The Word On Placement: It’s Following The Script

Nets ready spate of new deals for next season … and they’re not just for reality TV

Product integration, now de rigeur in reality programming, is taking over scripted shows as well, with a flurry of embedded-content deals shaping next season’s network fare.

Les Moonves, co-president and co-COO of Viacom, where he oversees CBS and UPN, predicted that in three or four TV seasons, as much as 75 percent of all prime-time broadcast scripted shows will carry some element of product placement.

“On CBS, we’ll have about three [scripted] shows that, by the end of the fourth quarter, will have some product-integration elements in them,” Moonves said. He would not identify the shows, saying the details were still being worked out with advertisers.

Other networks are making a big push into product placement as well. The WB, for example, has created a special program under which advertisers can pick a scripted show and become its exclusive product- integration partner. The Preferred Partnership program, a joint effort between The WB sales and marketing departments and various studios, already has landed deals with Verizon for the new season of Smallville and Procter & Gamble for that of What I Like About You.

Mike Tollin and Brian Robbins, the producers involved in the product-integration deals for The WB shows, also are involved in a partnership with the ABC summer drama The Days. That show was financed by WPP Group media shop MindShare, which will receive a portion of the show’s back-end revenue if it gets into syndication, as well as a portion of the 30-second spots and some product placement for agency clients Sears and Unilever.

Peter Tortorici, the former CBS Entertainment president who now serves as director of programming at MindShare, said he is talking with two other networks about similar projects, adding that the next could be finalized and announced late in the fourth quarter or by early January.

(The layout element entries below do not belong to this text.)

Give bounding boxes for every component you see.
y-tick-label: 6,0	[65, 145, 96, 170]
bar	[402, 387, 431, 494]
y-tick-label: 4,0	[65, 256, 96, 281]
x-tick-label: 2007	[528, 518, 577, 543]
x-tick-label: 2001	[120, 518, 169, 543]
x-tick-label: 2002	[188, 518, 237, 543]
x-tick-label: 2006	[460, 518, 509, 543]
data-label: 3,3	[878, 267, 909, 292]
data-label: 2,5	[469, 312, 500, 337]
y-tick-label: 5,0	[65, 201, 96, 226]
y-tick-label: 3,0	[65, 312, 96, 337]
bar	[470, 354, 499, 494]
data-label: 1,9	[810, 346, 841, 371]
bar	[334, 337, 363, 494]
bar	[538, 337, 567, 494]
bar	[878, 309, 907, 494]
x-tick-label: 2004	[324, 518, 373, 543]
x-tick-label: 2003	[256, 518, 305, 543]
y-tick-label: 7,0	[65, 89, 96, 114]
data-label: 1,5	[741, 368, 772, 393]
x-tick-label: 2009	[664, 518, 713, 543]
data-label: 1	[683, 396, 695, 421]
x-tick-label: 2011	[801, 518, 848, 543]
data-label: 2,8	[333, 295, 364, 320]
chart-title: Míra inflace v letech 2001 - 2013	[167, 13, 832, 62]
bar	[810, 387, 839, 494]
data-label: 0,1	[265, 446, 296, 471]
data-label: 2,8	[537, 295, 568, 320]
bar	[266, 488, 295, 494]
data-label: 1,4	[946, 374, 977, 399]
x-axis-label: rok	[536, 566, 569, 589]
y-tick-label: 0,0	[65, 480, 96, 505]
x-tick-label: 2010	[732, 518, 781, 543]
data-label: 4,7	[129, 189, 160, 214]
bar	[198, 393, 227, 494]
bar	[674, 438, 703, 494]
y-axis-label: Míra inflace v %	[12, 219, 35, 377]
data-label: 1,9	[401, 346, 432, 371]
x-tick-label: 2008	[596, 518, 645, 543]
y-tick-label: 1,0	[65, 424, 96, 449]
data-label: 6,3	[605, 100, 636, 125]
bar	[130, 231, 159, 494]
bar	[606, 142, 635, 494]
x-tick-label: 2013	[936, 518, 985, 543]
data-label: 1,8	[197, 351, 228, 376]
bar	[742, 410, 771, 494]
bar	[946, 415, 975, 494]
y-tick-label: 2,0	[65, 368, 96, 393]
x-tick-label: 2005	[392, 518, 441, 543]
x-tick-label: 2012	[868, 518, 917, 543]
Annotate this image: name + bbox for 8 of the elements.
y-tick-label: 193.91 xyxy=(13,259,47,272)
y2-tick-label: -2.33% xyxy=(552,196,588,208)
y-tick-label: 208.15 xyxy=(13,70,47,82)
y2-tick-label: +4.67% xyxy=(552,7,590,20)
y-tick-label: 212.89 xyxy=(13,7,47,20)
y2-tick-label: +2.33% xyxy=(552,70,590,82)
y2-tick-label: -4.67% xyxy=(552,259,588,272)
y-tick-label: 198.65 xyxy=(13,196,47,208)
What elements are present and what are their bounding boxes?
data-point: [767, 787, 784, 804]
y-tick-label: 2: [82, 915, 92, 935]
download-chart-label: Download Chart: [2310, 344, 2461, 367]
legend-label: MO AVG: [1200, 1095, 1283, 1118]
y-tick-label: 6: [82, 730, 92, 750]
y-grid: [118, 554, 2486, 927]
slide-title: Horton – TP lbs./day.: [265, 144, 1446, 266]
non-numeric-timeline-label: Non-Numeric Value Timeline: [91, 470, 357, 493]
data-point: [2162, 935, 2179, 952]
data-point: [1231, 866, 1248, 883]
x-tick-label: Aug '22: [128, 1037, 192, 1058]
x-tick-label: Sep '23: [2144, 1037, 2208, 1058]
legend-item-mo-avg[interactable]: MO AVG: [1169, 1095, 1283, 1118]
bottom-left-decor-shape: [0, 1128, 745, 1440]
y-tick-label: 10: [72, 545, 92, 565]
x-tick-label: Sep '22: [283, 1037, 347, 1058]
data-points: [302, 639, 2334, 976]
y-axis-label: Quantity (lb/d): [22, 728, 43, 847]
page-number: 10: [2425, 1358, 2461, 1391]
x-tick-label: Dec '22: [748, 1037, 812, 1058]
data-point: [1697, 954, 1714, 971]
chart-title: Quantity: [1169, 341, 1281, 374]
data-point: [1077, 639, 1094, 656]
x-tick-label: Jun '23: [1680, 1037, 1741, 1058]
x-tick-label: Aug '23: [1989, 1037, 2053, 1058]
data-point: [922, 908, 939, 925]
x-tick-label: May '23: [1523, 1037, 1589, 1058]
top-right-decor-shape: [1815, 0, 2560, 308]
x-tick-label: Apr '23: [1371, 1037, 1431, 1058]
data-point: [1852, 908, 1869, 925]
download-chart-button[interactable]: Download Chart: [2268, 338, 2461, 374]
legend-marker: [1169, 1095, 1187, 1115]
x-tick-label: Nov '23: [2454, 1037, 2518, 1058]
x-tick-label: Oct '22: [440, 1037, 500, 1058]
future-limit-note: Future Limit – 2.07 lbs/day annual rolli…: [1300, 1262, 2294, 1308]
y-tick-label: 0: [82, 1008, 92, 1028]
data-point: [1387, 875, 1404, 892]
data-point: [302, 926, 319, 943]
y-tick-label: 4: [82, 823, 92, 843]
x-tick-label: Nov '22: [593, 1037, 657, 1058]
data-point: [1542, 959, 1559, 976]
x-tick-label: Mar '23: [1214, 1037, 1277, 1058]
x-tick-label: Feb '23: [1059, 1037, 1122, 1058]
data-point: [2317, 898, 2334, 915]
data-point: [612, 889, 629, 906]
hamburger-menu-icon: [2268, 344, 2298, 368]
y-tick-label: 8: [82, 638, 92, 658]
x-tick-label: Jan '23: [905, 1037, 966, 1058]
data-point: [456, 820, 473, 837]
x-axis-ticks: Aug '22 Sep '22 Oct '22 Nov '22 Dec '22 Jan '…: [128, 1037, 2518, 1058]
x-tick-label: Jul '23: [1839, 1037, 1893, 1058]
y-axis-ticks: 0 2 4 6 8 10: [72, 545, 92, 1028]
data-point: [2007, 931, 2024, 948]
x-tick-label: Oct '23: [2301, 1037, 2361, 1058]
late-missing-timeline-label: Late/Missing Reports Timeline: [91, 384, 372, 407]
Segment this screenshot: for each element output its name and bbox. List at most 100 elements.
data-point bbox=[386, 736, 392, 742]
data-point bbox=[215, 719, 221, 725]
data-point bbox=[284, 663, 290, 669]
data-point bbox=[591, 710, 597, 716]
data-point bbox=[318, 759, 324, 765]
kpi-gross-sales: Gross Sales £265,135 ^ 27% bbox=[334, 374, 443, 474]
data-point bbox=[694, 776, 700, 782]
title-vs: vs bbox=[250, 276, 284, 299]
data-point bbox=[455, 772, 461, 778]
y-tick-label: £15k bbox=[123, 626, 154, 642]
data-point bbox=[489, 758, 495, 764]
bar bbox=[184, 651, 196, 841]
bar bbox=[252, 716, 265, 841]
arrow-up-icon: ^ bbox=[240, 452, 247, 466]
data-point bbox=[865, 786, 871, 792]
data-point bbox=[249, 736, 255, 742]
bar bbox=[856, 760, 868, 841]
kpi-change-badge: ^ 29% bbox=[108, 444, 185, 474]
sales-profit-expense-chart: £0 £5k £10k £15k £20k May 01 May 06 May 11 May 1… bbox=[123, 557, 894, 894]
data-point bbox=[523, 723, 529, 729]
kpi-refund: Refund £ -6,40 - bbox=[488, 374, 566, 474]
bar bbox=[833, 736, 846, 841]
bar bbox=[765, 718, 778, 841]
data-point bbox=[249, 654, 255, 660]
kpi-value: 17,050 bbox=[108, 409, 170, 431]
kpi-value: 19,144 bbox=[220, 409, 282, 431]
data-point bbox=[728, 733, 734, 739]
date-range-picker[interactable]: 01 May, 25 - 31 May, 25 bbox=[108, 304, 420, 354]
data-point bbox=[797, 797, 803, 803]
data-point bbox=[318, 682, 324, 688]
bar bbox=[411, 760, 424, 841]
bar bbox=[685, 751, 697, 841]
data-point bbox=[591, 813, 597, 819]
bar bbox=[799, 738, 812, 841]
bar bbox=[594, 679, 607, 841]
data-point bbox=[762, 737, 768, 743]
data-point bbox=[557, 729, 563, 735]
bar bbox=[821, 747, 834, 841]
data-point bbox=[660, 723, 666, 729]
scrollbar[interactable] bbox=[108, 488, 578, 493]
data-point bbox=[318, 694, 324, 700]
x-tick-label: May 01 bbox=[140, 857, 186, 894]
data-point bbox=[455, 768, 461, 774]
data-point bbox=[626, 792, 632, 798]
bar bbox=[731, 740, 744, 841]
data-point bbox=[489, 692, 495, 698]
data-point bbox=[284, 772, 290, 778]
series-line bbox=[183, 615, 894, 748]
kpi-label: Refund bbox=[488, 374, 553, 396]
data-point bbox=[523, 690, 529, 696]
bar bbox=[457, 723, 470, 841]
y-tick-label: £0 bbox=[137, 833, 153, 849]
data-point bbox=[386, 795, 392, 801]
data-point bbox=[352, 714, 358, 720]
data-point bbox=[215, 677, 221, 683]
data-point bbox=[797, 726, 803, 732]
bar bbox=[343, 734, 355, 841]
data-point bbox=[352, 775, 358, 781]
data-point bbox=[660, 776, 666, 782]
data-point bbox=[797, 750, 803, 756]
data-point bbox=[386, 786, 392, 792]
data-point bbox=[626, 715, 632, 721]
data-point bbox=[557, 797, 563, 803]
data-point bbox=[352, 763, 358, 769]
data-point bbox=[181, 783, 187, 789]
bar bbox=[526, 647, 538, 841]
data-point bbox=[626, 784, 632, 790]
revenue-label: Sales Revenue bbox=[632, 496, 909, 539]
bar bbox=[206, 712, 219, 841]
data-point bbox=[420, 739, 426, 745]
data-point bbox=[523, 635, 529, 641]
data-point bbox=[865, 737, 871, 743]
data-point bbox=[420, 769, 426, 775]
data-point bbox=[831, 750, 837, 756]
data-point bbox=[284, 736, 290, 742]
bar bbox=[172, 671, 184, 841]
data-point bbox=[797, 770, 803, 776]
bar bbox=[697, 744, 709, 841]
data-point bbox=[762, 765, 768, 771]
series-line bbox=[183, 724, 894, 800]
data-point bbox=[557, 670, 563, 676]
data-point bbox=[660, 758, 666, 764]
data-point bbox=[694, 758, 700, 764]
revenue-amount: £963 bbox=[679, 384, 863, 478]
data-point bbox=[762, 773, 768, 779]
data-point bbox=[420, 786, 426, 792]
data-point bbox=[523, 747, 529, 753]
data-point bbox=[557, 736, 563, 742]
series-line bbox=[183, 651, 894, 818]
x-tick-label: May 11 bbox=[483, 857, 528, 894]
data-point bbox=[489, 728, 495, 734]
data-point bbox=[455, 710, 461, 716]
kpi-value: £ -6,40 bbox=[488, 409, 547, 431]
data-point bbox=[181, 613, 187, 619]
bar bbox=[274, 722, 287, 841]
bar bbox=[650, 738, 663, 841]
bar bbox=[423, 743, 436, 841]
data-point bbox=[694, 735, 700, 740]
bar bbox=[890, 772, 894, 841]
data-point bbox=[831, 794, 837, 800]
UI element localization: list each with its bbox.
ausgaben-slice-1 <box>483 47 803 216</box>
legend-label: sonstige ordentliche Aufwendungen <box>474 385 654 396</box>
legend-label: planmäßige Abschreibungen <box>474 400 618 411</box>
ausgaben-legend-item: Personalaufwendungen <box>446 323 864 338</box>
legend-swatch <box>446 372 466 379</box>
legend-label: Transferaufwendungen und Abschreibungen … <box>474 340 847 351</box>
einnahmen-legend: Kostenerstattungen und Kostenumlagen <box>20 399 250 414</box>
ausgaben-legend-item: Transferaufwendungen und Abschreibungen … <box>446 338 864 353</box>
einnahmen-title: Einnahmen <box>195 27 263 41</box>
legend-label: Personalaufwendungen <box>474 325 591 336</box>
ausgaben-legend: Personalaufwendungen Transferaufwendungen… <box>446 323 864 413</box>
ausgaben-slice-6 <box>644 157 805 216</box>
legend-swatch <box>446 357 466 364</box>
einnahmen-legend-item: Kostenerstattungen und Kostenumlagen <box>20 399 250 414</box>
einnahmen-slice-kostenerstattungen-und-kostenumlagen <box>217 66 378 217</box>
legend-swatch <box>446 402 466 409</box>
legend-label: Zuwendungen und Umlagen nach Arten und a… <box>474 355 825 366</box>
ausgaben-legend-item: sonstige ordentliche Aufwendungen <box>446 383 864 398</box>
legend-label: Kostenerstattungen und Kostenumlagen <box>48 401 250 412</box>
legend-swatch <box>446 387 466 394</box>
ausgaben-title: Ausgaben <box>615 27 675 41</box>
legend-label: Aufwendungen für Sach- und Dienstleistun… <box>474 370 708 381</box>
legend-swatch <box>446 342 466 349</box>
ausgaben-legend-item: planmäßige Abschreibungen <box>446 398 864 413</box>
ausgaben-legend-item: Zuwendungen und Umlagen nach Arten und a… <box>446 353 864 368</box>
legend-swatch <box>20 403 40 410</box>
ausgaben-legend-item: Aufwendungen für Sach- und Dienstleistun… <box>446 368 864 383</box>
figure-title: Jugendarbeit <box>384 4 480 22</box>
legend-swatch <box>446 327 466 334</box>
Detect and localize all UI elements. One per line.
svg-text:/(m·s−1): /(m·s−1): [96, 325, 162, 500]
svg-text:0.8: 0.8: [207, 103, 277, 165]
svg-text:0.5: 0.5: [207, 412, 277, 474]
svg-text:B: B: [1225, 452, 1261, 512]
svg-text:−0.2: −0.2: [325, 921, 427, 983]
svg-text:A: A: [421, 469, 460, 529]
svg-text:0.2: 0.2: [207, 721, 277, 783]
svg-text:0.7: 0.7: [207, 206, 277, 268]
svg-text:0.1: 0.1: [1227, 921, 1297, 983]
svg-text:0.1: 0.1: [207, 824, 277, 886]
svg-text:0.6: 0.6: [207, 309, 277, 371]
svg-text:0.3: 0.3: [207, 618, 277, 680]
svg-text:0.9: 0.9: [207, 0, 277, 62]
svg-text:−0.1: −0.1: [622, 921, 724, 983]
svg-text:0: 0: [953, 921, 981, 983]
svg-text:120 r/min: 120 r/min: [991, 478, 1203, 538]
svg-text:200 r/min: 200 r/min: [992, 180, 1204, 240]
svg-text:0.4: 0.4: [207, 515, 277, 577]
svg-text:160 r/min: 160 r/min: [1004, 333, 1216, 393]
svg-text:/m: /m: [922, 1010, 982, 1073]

At NBC, this season will see a unique pact involving American Dreams and Campbell Soup. Two years ago, said NBC Universal Television Networks president Jeff Zucker, Dreams executive producer Jonathan Prince suggested working in old spots from current advertisers, such as Coca-Cola, into TV sequences on the show, which takes place in the early 1960s. Zucker said that at the time, NBC decided to pass, but now it is moving on a different idea.

Unscripted programming, meanwhile, isn’t slowing down its run in the product-placement arena. Fox’s new The Complex: Malibu, which premieres Aug. 30, has a major sponsorship element from Sears. In the show, couples compete with their neighbors to see who can do the best renovation job on a tight budget. Sears is supplying all the renovation materials and appliances.

And the Donald Trump über- reality hit The Apprentice will include a massive amount of advertiser involvement this coming season, according to producer Mark Burnett. Virtually all of the tasks undertaken on the show will involve company tie-ins. Burnett said sponsors include Mattel and Toys R Us. (One of the tasks will be for each of the two teams to build a toy—one that Mattel will eventually make and sell at Toys R Us.)